Logo Musée du Patrimoine

Alle Französisches Erbe klassifiziert nach Regionen, Abteilungen und Städten

Alignments du Bois du Duc zu Spézet dans le Finistère

Patrimoine classé
Patrimoine Celtique
Alignement de Menhirs
Finistère

Alignments du Bois du Duc zu Spézet

    Kerbiked
    29540 Spézet
Crédit photo : H mlet - Sous licence Creative Commons

Timeline

Néolithique
Âge du Bronze
Âge du Fer
Antiquité
Haut Moyen Âge
Moyen Âge central
Bas Moyen Âge
Renaissance
Temps modernes
Révolution/Empire
XIXe siècle
Époque contemporaine
4100 av. J.-C.
4000 av. J.-C.
0
1900
2000
Néolithique
Konstruktion von Ausrichtungen
1901
Entdeckung von Paul du Châtellier
27 décembre 1923
Historische Denkmalklassifikation
1944
Erwerb der Archäologischen Gesellschaft
1968
Abbau durch Straßenbau
Aujourd'hui
Aujourd'hui

Kulturgüter

Ausrichtungen von Menhiren so genannte Bois du Duc (cad. G 25): Klassifikation durch Dekret vom 27. Dezember 1923

Kennzahlen

Paul du Châtellier - Archäologe Der Menhir berichtete 1901.
A. Jarno - Archäologischer Explorer Die Beschreibung wurde 1913 abgeschlossen.
Commandant Devoir - Militär und Beobachter Gemeldete Cupulas 1920.
Pierre-Roland Giot - Archäologe Wurde 1968 Schaden gefunden.
Claire Arlaux - Archäologischer Korrespondent 1986 wurde ein Stein graviert.

Ursprung und Geschichte

Die Ausrichtungen des Bois du Duc in Spézet in der Bretagne sind ein Megalithikum aus dem Neolithikum.
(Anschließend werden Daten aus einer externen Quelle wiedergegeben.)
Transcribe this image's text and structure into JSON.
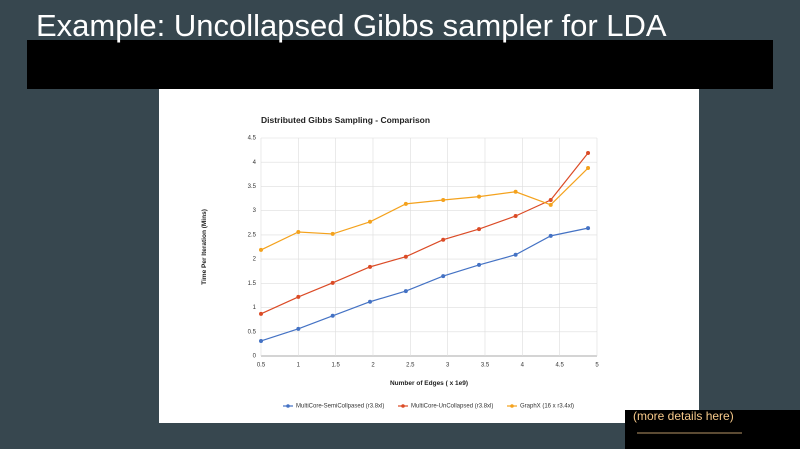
{
  "slide": {
    "title": "Example: Uncollapsed Gibbs sampler for LDA",
    "link": "(more details here)"
  },
  "chart_data": {
    "type": "line",
    "title": "Distributed Gibbs Sampling - Comparison",
    "x_label": "Number of Edges ( x 1e9)",
    "y_label": "Time Per Iteration (Mins)",
    "x": [
      0.5,
      1.0,
      1.46,
      1.96,
      2.44,
      2.94,
      3.42,
      3.91,
      4.38,
      4.88
    ],
    "series": [
      {
        "name": "MultiCore-SemiCollpased (r3.8xl)",
        "color": "#4472c4",
        "values": [
          0.31,
          0.56,
          0.83,
          1.12,
          1.34,
          1.65,
          1.88,
          2.09,
          2.48,
          2.64
        ]
      },
      {
        "name": "MultiCore-UnCollapsed (r3.8xl)",
        "color": "#db4b26",
        "values": [
          0.87,
          1.22,
          1.51,
          1.84,
          2.05,
          2.4,
          2.62,
          2.89,
          3.22,
          4.19
        ]
      },
      {
        "name": "GraphX (16 x r3.4xl)",
        "color": "#f4a21d",
        "values": [
          2.19,
          2.56,
          2.52,
          2.77,
          3.14,
          3.22,
          3.29,
          3.39,
          3.12,
          3.88
        ]
      }
    ],
    "xlim": [
      0.5,
      5
    ],
    "xticks": [
      0.5,
      1,
      1.5,
      2,
      2.5,
      3,
      3.5,
      4,
      4.5,
      5
    ],
    "ylim": [
      0,
      4.5
    ],
    "yticks": [
      0,
      0.5,
      1,
      1.5,
      2,
      2.5,
      3,
      3.5,
      4,
      4.5
    ],
    "grid": true,
    "legend": "bottom"
  }
}
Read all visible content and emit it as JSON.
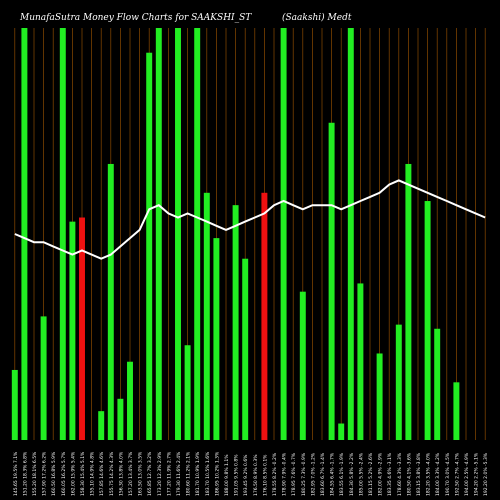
{
  "title": "MunafaSutra  Money Flow  Charts for SAAKSHI_ST",
  "subtitle": "(Saakshi) Medt",
  "colors": {
    "background": "#000000",
    "up_bar": "#22ee22",
    "down_bar": "#ee1111",
    "grid": "#8b4a00",
    "line": "#ffffff",
    "text": "#ffffff"
  },
  "chart_data": {
    "type": "bar",
    "title": "MunafaSutra  Money Flow  Charts for SAAKSHI_ST",
    "subtitle": "(Saakshi) Medt",
    "ylim": [
      0,
      100
    ],
    "grid": true,
    "categories": [
      "145.65 19.5% 7.1%",
      "151.20 18.3% 6.8%",
      "155.20 18.1% 6.5%",
      "157.90 17.2% 6.2%",
      "160.50 16.8% 5.9%",
      "160.05 16.2% 5.7%",
      "162.00 15.9% 5.4%",
      "158.30 15.4% 5.1%",
      "155.10 14.9% 4.8%",
      "157.85 14.6% 4.6%",
      "155.75 14.2% 4.3%",
      "156.30 13.8% 4.0%",
      "157.20 13.4% 3.7%",
      "163.50 13.0% 3.5%",
      "165.85 12.7% 3.2%",
      "173.20 12.3% 2.9%",
      "177.20 11.9% 2.7%",
      "179.30 11.6% 2.4%",
      "180.60 11.2% 2.1%",
      "181.70 10.9% 1.9%",
      "183.70 10.5% 1.6%",
      "186.95 10.2% 1.3%",
      "188.00 9.8% 1.1%",
      "191.05 9.5% 0.8%",
      "193.45 9.2% 0.6%",
      "176.50 8.9% 0.3%",
      "176.10 8.5% 0.1%",
      "178.55 8.2% -0.2%",
      "178.90 7.9% -0.4%",
      "178.95 7.6% -0.7%",
      "180.25 7.3% -0.9%",
      "182.95 7.0% -1.2%",
      "183.60 6.7% -1.4%",
      "184.55 6.4% -1.7%",
      "183.55 6.1% -1.9%",
      "184.30 5.8% -2.2%",
      "185.00 5.5% -2.4%",
      "181.15 5.2% -2.6%",
      "182.00 4.9% -2.9%",
      "183.35 4.6% -3.1%",
      "178.60 4.3% -3.3%",
      "180.50 4.1% -3.6%",
      "183.15 3.8% -3.8%",
      "182.20 3.5% -4.0%",
      "184.00 3.3% -4.2%",
      "190.70 3.0% -4.5%",
      "192.50 2.7% -4.7%",
      "194.00 2.5% -4.9%",
      "194.20 2.2% -5.1%",
      "192.20 2.0% -5.3%"
    ],
    "series": [
      {
        "values": [
          17,
          100,
          0,
          30,
          0,
          100,
          53,
          0,
          0,
          7,
          67,
          10,
          19,
          0,
          94,
          100,
          0,
          100,
          23,
          100,
          60,
          49,
          0,
          57,
          44,
          0,
          0,
          0,
          100,
          0,
          36,
          0,
          0,
          77,
          4,
          100,
          38,
          0,
          21,
          0,
          28,
          67,
          0,
          58,
          27,
          0,
          14,
          0,
          0,
          0
        ],
        "color": "#22ee22"
      },
      {
        "values": [
          0,
          0,
          0,
          0,
          0,
          0,
          0,
          54,
          0,
          0,
          0,
          0,
          0,
          0,
          0,
          0,
          0,
          0,
          0,
          0,
          0,
          0,
          0,
          0,
          0,
          0,
          60,
          0,
          0,
          0,
          0,
          0,
          0,
          0,
          0,
          0,
          0,
          0,
          0,
          0,
          0,
          0,
          0,
          0,
          0,
          0,
          0,
          0,
          0,
          0
        ],
        "color": "#ee1111"
      },
      {
        "values": [
          50,
          49,
          48,
          48,
          47,
          46,
          45,
          46,
          45,
          44,
          45,
          47,
          49,
          51,
          56,
          57,
          55,
          54,
          55,
          54,
          53,
          52,
          51,
          52,
          53,
          54,
          55,
          57,
          58,
          57,
          56,
          57,
          57,
          57,
          56,
          57,
          58,
          59,
          60,
          62,
          63,
          62,
          61,
          60,
          59,
          58,
          57,
          56,
          55,
          54
        ],
        "color": "#ffffff"
      }
    ]
  }
}
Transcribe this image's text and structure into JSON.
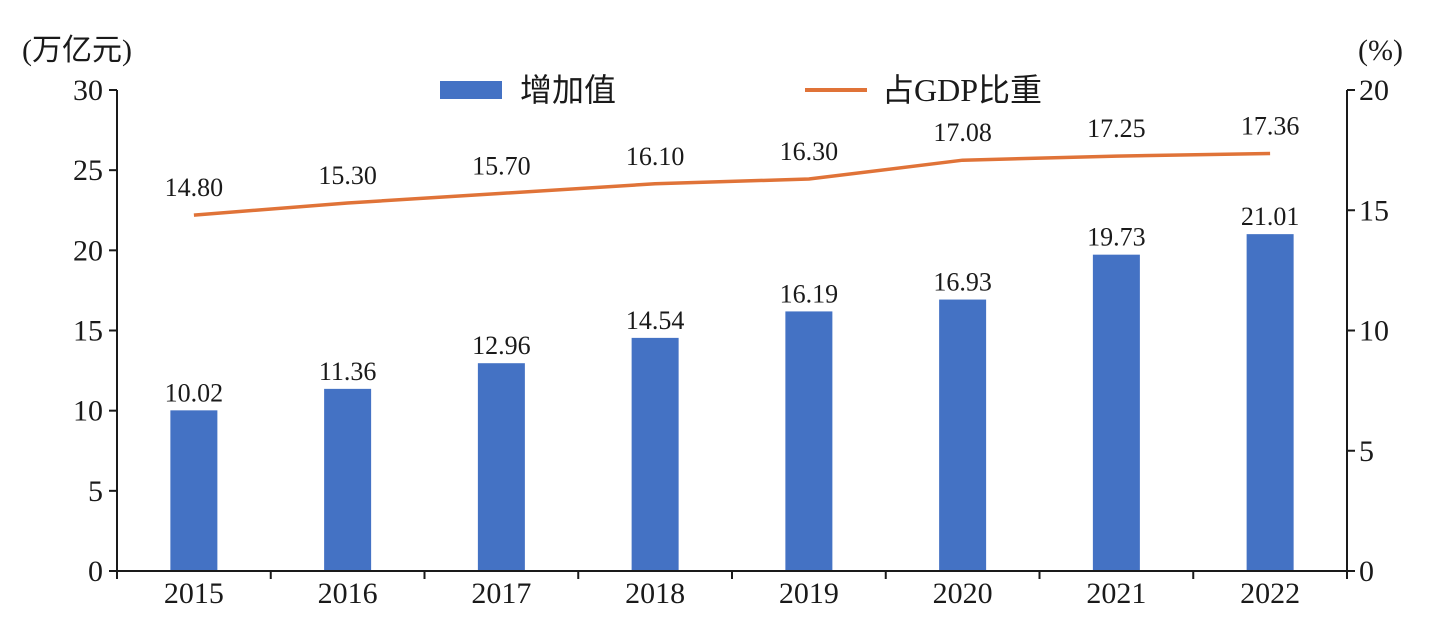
{
  "chart_data": {
    "type": "bar+line",
    "categories": [
      "2015",
      "2016",
      "2017",
      "2018",
      "2019",
      "2020",
      "2021",
      "2022"
    ],
    "series": [
      {
        "name": "增加值",
        "type": "bar",
        "axis": "left",
        "color": "#4472C4",
        "values": [
          10.02,
          11.36,
          12.96,
          14.54,
          16.19,
          16.93,
          19.73,
          21.01
        ],
        "labels": [
          "10.02",
          "11.36",
          "12.96",
          "14.54",
          "16.19",
          "16.93",
          "19.73",
          "21.01"
        ]
      },
      {
        "name": "占GDP比重",
        "type": "line",
        "axis": "right",
        "color": "#E07338",
        "values": [
          14.8,
          15.3,
          15.7,
          16.1,
          16.3,
          17.08,
          17.25,
          17.36
        ],
        "labels": [
          "14.80",
          "15.30",
          "15.70",
          "16.10",
          "16.30",
          "17.08",
          "17.25",
          "17.36"
        ]
      }
    ],
    "left_axis": {
      "unit": "(万亿元)",
      "ylim": [
        0,
        30
      ],
      "ticks": [
        "0",
        "5",
        "10",
        "15",
        "20",
        "25",
        "30"
      ]
    },
    "right_axis": {
      "unit": "(%)",
      "ylim": [
        0,
        20
      ],
      "ticks": [
        "0",
        "5",
        "10",
        "15",
        "20"
      ]
    },
    "legend": {
      "position": "top-center",
      "items": [
        "增加值",
        "占GDP比重"
      ]
    },
    "grid": false,
    "title": ""
  }
}
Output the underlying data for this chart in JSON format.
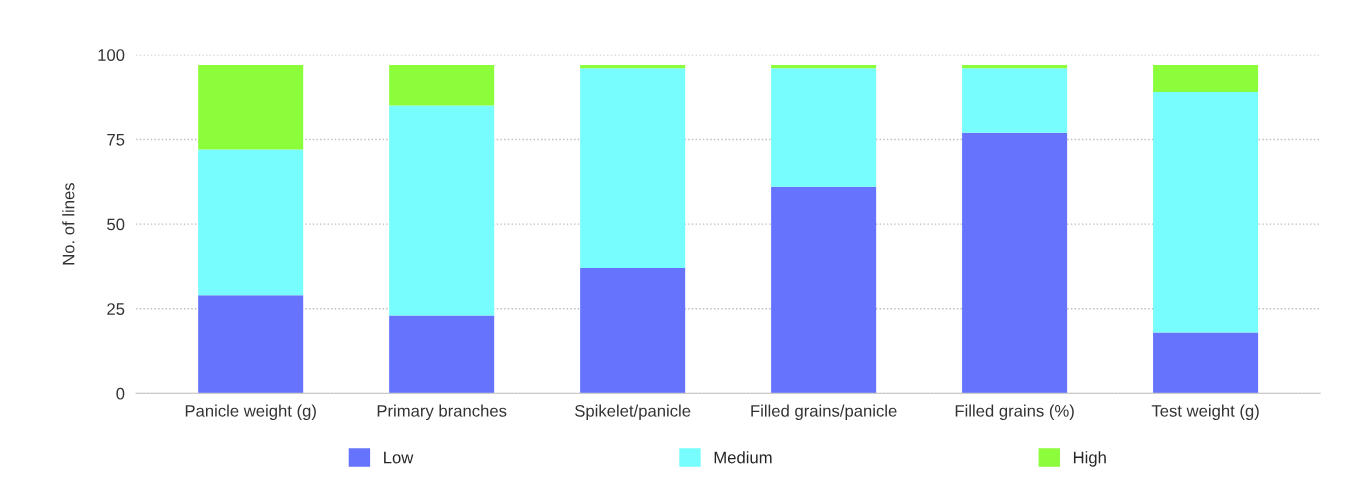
{
  "chart_data": {
    "type": "bar",
    "stacked": true,
    "ylabel": "No. of lines",
    "categories": [
      "Panicle weight (g)",
      "Primary branches",
      "Spikelet/panicle",
      "Filled grains/panicle",
      "Filled grains (%)",
      "Test weight (g)"
    ],
    "series": [
      {
        "name": "Low",
        "color": "#6674fd",
        "values": [
          29,
          23,
          37,
          61,
          77,
          18
        ]
      },
      {
        "name": "Medium",
        "color": "#77fdfd",
        "values": [
          43,
          62,
          59,
          35,
          19,
          71
        ]
      },
      {
        "name": "High",
        "color": "#8cfd3b",
        "values": [
          25,
          12,
          1,
          1,
          1,
          8
        ]
      }
    ],
    "ylim": [
      0,
      100
    ],
    "yticks": [
      0,
      25,
      50,
      75,
      100
    ],
    "grid": "y",
    "legend": "bottom"
  }
}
Ursprünglich erstreckte sich dieser Satz auf ca. 80 Meter entlang einer Nord-Süd-Achse, darunter aufgerichtete und liegende Menhire, hauptsächlich in Schiefer und Sandstein. Der Standort wurde im Laufe der Jahrhunderte teilweise beschädigt, vor allem durch Straßenbau und Steinbewegungen.

1901 berichtete der Archäologe Paul du Châtellier einen Menhir 5 Meter hoch und die Entdeckung einer Bronzeaxt an seiner Basis. Im Jahr 1913, A. Jarno beendete diese Beschreibung, indem eine Ausrichtung von neun Menhiren, einige mit gravierten Cupules. Der Standort wurde 1923 als historisches Denkmal eingestuft, aber spätere Störungen, wie der Bau einer Straße 1968, änderte seine Struktur.

Im Jahr 1944 scheiterte ein Versuch, einen Sturz der Archäologischen Gesellschaft von Finistère zu spenden, was zu seiner Akquisition für 500 Francs führte. 1958 enthüllte die Arbeit eine Reihe von Dolmen und Menhiren, aber der erworbene Menhir wurde schließlich 1968 bewegt. 1986 wurde ein gravierter Stein, ähnlich dem der Ausrichtung, in einem privaten Garten in Spézet identifiziert, der die anfängliche Ausdehnung des Geländes bestätigt.

Die heute noch sichtbaren Steine umfassen vier Menhire, von denen drei zwischen 3 und 4 Meter liegen. Ihre Schalen- und Sandsteinkomposition sowie gravierte Kuppeln bezeugen von rituellen oder symbolischen Praktiken des Neolithikums. Der Standort bleibt ein wichtiges Beispiel für den Breton Megalithismus, trotz der Veränderungen, die über die Jahrhunderte erfahren.